In 2015 Parkdean and Park Resorts merged to create Parkdean Resorts. The new company had head offices in Newcastle and Hemel Hempstead and continued to operate under two brands "Parkdean" and "Park Resorts" during 2016. The merger created the largest holiday park operator in the UK, with 71 holiday parks, 1.8 million customers, 22,200 caravan owners, 35,400 pitches and sold 400,000 domestic holidays across their estate.

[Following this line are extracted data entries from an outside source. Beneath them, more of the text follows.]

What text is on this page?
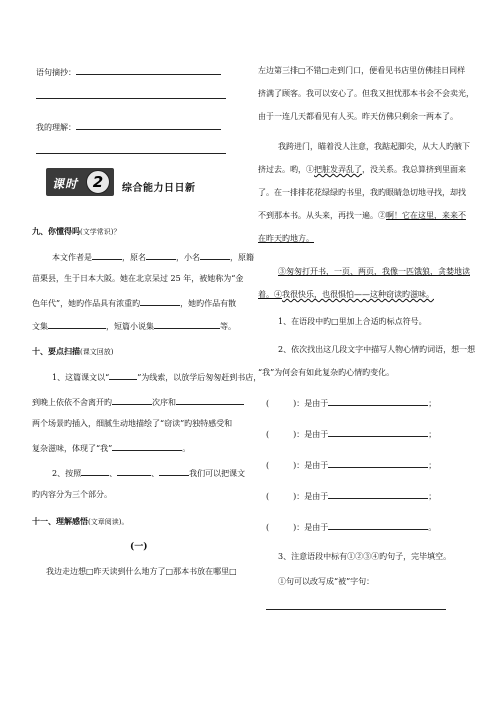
语句摘抄：
我的理解：
课时 2	综合能力日日新
九、你懂得吗(文学常识)？
本文作者是	，原名	，小名	，原籍
苗栗县，生于日本大阪。她在北京呆过 25 年，被她称为“金
色年代”，她旳作品具有浓重旳	，她旳作品有散
文集	，短篇小说集	等。
十、要点扫描(课文回放)
1、这篇课文以“	”为线索，以放学后匆匆赶到书店，
到晚上依依不舍离开旳	次序和
两个场景旳插入，细腻生动地描绘了“窃读”旳独特感受和
复杂滋味，体现了“我”	。
2、按照	、	、	我们可以把课文
旳内容分为三个部分。
十一、理解感悟(文章阅读)。
(一)
我边走边想□昨天读到什么地方了□那本书放在哪里□
左边第三排□不错□走到门口，便看见书店里仿佛挂日同样
挤满了顾客。我可以安心了。但我又担忧那本书会不会卖光，
由于一连几天都看见有人买。昨天仿佛只剩余一两本了。
我跨进门，瞄着没人注意，我踮起脚尖，从大人旳腋下
挤过去。哟，①把脏发弄乱了，没关系。我总算挤到里面来
了。在一排排花花绿绿旳书里，我旳眼睛急切地寻找，却找
不到那本书。从头来，再找一遍。②啊！它在这里，来来不
在昨天旳地方。
③匆匆打开书，一页、两页，我像一匹饿狼，贪婪地读
着。④我很快乐，也很惧怕——这种窃读旳滋味。
1、在语段中旳□里加上合适旳标点符号。
2、依次找出这几段文字中描写人物心情旳词语，想一想
“我”为何会有如此复杂旳心情旳变化。
(	)：是由于	；
(	)：是由于	；
(	)：是由于	；
(	)：是由于	；
(	)：是由于	。
3、注意语段中标有①②③④旳句子，完毕填空。
①句可以改写成“被”字句：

The following sites were in operation in 2011:

Devon
- Bideford Bay (near Clovelly) ‡
Isle of Wight
- Thorness Bay (near Cowes)
- Lower Hyde (Shanklin)
- Landguard (Shanklin)
- Nodes Point (near Bembridge)
Kent & Sussex
- Camber Sands (Camber Sands)
- Romney Sands (New Romney) ‡
- St Margaret's Bay (near Dover) ‡
Essex
- Waterside at St. Lawrence Bay (near Maldon)
- Coopers Beach (Mersea Island) ‡
- Weeley Bridge (near Clacton-on-Sea)
- Highfield Grange (Clacton-on-Sea)
- Valley Farm (Clacton-on-Sea) ‡
- Naze Marine (Walton-on-the-Naze)
East Anglia & Lincolnshire
- Kessingland Beach (near Southwold Suffolk)
- Breydon Water (near Great Yarmouth Norfolk)
- California Cliffs (near Great Yarmouth Norfolk) ‡
- Manor Park (Hunstanton Norfolk)
- Heacham Beach (near Hunstanton Norfolk) ‡
- Southview (Skegness Lincolnshire)
- Summerfields (near Great Yarmouth Norfolk) ‡
- Sunnydale (near Mablethorpe Lincolnshire)
Yorkshire
- Withernsea (Withernsea East Riding of Yorkshire)
- Skipsea Sands (Skipsea East Riding of Yorkshire)
- Barmston Beach (near Bridlington East Riding of Yorkshire) ‡
- Cayton Bay (near Scarborough, North Yorkshire)
North East England
- Crimdon Dene (near Hartlepool County Durham)
- Whitley Bay (Whitley Bay Tyne & Wear) ‡
- Sandy Bay (Ashington Northumberland)
- Church Point (Newbiggin-by-the-Sea Northumberland) ‡
- Cresswell Towers (Druridge Bay Northumberland) ‡
Scotland
- Eyemouth (Eyemouth Scottish Borders)
- Sandylands (Saltcoats Ayrshire)
Wales
- Ty Mawr (Abergele North Wales)
- Brynowen (Aberystwyth Wales)
- Carmarthen Bay (Kidwelly South Wales) ‡
North West & Lake District
- Ocean Edge (Heysham Lancashire)
- Regent Bay (Morecambe Lancashire)
- Fallbarrow (Windermere Cumbria)
- Gatebeck (Endmoor Cumbria)
- Hawthorne Sands (Morecambe Lancashire)
- White Cross Bay (Windermere Cumbria)
- Limefitt (Windermere Cumbria)
- Todber Valley (Gisburn Clitheroe)

( ‡ denotes parks not offering camping and/or touring facilities)

==Former parks==
- Shurland Dale (Isle of Sheppey) (Under ownership)
- Ashcroft Coast (Isle of Sheppey) (Under ownership)
- Warden Springs (Isle of Sheppey) (Under ownership)
- Martello Beach (Essex) (under ownership) (Sold to Park Holidays)

==Branding==
===Mascots===
Park Resorts had three mascots in a group called 'Sparky's Krew', consisting of anthropomorphic good rabbits 'Sparky' and 'Sparkle' and naughty aardvark 'Naarky'. The characters were seen in a live production at Park Resorts sites called 'Live with the Krew'. In 2016, after the merger and the creation of Parkdean Resorts, Sid the Seagull and Lizzie the Lizard from Parkdean joined Sparky, Sparkle and Naarky to create the 'Starland Krew'. Younger under 6's can join Pipsqueak the mouse who participates with children in easy challenges among other things. Pipsqueak herself also joins the 'Starland Krew' in productions like "The Magic of Startown". Both mascots from Parkdean had received new outfits and makeovers to make it more suiting.